Train Derailment, Fire Forces Ohio Evacuations

ARCADIA, Ohio -- A freight train carrying volatile chemicals derailed about 50 miles south of Toledo Sunday morning, causing at least 15 tanker cars to catch fire and explode and forcing evacuations of nearby homes, a fire official said. No injuries have been reported.

Capt. Jim Breyman of the Arcadia Fire Department said the call came in at about 2:15 a.m., and estimates 15 to 18 tanker cars carrying ethanol derailed.

About 20 homes were evacuated in the area about two miles west of the village of Arcadia, but it was unclear exactly how many people were in those homes, he said.

The scene was intense and dramatic.

"We're talking fireballs," he said of the explosion. "When they went thousands of feet in the air, they could be seen from 20-plus miles away."

Authorities were assessing whether to send in crews to put out the blaze or to wait for it to burn out, he said. A primary concern was that one end of a string of seven chemical-filled cars was near the fire and could not be moved but had not vented or burned, creating the possibility of a chain reaction if it were to explode.
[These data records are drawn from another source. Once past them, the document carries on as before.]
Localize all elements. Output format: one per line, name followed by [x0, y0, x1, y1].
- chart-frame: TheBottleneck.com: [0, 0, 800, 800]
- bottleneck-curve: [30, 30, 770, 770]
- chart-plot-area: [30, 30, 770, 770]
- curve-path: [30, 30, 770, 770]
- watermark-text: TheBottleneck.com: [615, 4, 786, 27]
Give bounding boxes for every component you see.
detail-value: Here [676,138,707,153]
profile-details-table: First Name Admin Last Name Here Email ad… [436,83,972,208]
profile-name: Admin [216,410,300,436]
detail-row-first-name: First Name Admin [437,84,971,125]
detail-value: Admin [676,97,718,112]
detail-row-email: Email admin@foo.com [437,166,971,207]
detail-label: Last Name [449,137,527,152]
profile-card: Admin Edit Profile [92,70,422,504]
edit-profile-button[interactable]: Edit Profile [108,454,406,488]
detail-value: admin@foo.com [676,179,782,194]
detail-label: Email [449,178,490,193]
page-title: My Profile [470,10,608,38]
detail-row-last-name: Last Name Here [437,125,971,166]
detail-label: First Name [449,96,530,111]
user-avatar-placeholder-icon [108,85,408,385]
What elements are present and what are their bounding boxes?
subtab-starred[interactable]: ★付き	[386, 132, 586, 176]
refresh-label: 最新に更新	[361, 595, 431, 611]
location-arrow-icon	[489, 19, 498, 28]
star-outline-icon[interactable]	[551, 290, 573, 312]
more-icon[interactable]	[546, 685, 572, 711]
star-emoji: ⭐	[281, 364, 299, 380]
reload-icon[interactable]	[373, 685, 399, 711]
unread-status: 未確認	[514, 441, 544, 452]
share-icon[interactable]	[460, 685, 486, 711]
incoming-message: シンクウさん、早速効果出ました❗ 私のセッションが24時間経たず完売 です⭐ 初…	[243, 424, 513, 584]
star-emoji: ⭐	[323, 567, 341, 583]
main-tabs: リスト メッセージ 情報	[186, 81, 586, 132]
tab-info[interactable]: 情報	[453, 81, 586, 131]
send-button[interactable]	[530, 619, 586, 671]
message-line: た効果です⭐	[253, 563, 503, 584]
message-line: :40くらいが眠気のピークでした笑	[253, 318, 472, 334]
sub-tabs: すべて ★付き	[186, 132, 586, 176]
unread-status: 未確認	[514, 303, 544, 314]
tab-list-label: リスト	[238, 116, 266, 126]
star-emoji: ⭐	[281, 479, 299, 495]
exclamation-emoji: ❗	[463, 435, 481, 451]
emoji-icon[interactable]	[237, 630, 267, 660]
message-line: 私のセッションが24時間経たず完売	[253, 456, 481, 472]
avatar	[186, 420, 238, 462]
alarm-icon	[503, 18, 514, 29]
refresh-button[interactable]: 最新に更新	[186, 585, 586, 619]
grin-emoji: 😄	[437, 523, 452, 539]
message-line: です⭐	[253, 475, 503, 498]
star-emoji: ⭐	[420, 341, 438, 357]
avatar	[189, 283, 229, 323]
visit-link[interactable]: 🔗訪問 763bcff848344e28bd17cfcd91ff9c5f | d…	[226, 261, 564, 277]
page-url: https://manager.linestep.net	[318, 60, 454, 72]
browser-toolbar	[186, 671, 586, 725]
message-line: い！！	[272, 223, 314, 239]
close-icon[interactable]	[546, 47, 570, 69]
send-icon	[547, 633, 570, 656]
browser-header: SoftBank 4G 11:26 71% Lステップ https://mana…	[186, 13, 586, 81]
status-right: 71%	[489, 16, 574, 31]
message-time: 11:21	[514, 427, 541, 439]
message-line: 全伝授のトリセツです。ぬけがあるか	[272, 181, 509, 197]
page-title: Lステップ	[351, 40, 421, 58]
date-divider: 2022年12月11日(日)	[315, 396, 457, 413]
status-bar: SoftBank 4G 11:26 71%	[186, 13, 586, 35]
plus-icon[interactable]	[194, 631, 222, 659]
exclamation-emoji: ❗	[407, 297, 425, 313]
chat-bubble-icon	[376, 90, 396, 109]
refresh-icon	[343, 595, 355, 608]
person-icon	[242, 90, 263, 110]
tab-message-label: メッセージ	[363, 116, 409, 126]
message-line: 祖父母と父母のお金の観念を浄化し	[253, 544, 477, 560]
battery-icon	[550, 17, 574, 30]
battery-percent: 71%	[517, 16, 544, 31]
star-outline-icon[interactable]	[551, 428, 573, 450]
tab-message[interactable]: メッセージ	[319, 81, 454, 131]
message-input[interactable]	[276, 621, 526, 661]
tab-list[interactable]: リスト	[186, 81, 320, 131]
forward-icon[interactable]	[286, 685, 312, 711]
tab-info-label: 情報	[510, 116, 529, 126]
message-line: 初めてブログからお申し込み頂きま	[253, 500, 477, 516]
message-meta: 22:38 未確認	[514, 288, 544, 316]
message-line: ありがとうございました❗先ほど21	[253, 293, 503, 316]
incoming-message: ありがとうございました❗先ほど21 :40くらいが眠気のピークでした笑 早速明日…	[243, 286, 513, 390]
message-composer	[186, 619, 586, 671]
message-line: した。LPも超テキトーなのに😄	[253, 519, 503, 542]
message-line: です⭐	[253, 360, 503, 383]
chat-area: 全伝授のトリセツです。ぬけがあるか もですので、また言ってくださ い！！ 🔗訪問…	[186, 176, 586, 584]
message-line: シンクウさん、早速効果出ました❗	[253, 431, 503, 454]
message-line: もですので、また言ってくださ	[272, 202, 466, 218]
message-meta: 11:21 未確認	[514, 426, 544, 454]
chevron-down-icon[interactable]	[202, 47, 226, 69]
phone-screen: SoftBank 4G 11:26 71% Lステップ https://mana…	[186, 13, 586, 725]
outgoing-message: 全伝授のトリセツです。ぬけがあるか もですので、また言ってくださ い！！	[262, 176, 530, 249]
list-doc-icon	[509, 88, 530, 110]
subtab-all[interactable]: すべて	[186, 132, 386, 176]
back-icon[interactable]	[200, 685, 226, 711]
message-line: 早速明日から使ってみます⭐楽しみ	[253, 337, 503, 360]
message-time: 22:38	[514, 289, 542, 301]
The burning cars, scattered on either side of the tracks, had been separated from most of the rest of the train.

The Ohio Environmental Protection Agency was testing waterways in the area Sunday morning to see if there was any contamination, but Breyman said he expected most of the fuel to be burned up in the blaze.

An initial concern was that the derailment and explosions happened next to a fertilizer plant, and Breyman said it was fortunate the fire didn't spread there.

"I've been a fireman for almost 30 years now and I've seen a lot, never seen anything like this," Breyman said. "It was beyond words."

The train was headed from Chicago to North Carolina with 62 cars loaded with ethanol, and preliminary information indicated about half those cars derailed, Norfolk Southern spokesman Rudy Husband said. He said he had no information on what caused the derailment.